[LINK] "Serbs Turn Back to Arms for Money"
Feb. 3rd, 2011 11:11 pmSerbia's arms industry is flourishing, Inter Press Service's Vesna Peric Zimonjic reports.
During the Cold War, the Yugoslav People's Army was quite large, with some of the largest ground and air forces (regular and reserve) in Cold War Europe, and possessed a very large industrial base in keeping with Yugoslavia's doctrine of military self-sufficiency. Interestingly, it appears that future Serbian arms exports will depend on the restoration of those same pan-Yugoslav military industries.
A long-running joke in Serbia goes that the country’s most successful export products are berries, grains, maize, and world-renowned tennis players like Novak Djokovic and Jelena Jankovic.
But things appear differently when one takes a look at the country’s economic statistics, which show that there is one profoundly stable and steadily rising industry in Serbia: the military industry, which has witnessed an export growth of 30 percent annually, providing jobs for close to 9,000 workers.
"We've sold this year's production of our sniper rifles in advance," Rade Gromovic, head of the Zastava weapons factory, told IPS. The factory is situated in the central Serbian town of Kragujevac and specialises in rifle production for both military and civilian purposes.
"Our prime export items are machine guns, submachine guns, automatic rifles, CZ 999 pistols, and automatic or semi-automatic snipers," he added. The factory has been licensed by the United Nations (UN); most of its products are used by UN peace-keeping forces in Iraq, Afghanistan, and several African countries, Gromovic said. In several meetings with journalists earlier this month, Serbian Defence Minister Dragan Sutanovac explained that the major export products of the military industry are "ammunition… M-92 automatic machine guns and M- 84, gunpowder, rocket fuel, explosives, bullet-proof vests and protective body armour, and the training aircraft ‘Lasta’ (sparrow)."
Sutanovac stated that the annual figure of exports rose from 75 million dollars in 2007 to 183 million dollars in 2008, and again, to 246 million dollars in 2009.

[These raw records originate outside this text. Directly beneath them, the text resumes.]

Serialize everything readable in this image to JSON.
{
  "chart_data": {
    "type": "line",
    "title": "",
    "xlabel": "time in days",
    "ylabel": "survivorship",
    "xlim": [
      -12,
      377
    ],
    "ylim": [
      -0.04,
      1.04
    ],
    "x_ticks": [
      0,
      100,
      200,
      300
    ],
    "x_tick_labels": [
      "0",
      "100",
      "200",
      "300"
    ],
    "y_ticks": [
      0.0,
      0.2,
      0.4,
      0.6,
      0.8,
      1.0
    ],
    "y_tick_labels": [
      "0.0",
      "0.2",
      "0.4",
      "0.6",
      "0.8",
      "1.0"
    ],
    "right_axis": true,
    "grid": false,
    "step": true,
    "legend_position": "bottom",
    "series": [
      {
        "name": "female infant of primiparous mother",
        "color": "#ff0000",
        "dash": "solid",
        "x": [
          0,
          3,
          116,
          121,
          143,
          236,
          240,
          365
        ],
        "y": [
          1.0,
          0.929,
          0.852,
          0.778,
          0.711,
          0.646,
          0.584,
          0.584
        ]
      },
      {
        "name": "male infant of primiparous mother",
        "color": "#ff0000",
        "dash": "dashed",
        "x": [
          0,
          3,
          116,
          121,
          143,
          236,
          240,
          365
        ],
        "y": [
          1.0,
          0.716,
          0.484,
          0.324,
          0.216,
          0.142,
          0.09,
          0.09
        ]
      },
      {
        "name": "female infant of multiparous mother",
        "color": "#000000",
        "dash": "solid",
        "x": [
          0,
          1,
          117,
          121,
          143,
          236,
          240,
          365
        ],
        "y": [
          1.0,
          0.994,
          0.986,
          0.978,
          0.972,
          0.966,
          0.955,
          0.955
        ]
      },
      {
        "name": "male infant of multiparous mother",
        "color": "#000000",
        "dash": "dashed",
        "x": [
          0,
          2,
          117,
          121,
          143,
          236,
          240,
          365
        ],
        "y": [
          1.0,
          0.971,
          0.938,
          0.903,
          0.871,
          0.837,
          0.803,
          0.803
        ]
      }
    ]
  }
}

During the Cold War, the Yugoslav People's Army was quite large, with some of the largest ground and air forces (regular and reserve) in Cold War Europe, and possessed a very large industrial base in keeping with Yugoslavia's doctrine of military self-sufficiency. Interestingly, it appears that future Serbian arms exports will depend on the restoration of those same pan-Yugoslav military industries.

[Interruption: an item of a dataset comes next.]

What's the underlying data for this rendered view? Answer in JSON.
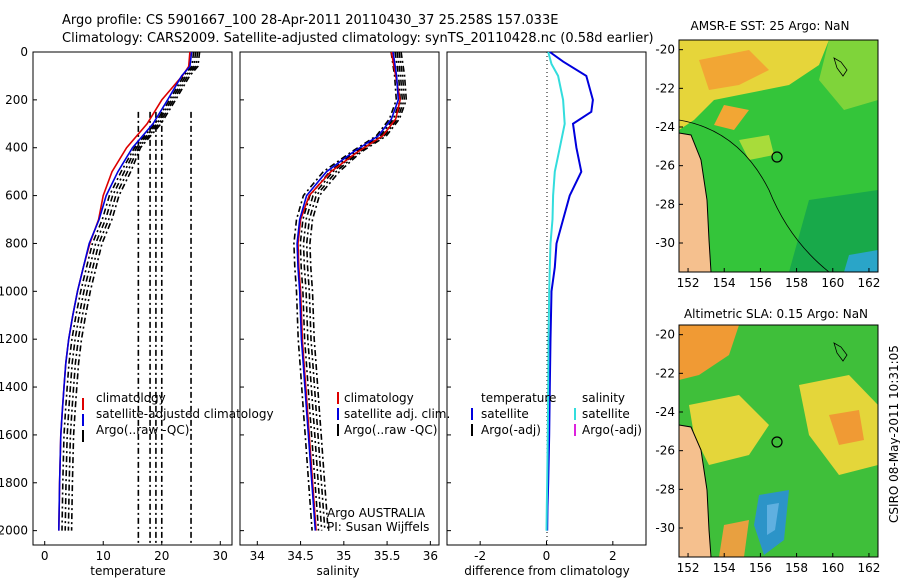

This year may witness big ventures for Serbia: it is close to signing a 500 million dollar agreement to build a military hospital in at least one Arab country; three military factories are to be built in Algeria; and Sutanovac said that he hopes Serbia will win a 400 million dollar contract to modernise 150 M-84 tanks that Yugoslavia exported to Kuwait in 1991.
The tanks were typical of former Yugoslav cooperation, as they were assembled in Croatia from components made throughout the federation. Now the ties are being restored, and Serbian, Bosnian, and Macedonian arms companies are working together. A Serbia-Croatia defence agreement signed in June also envisages co-operation.
If Serbia wins the Kuwait contract, Sutanovac said, some of the work will most likely be shared between Bosnian, Croatian, and Slovene companies - a cooperative effort that looks forward, to the future.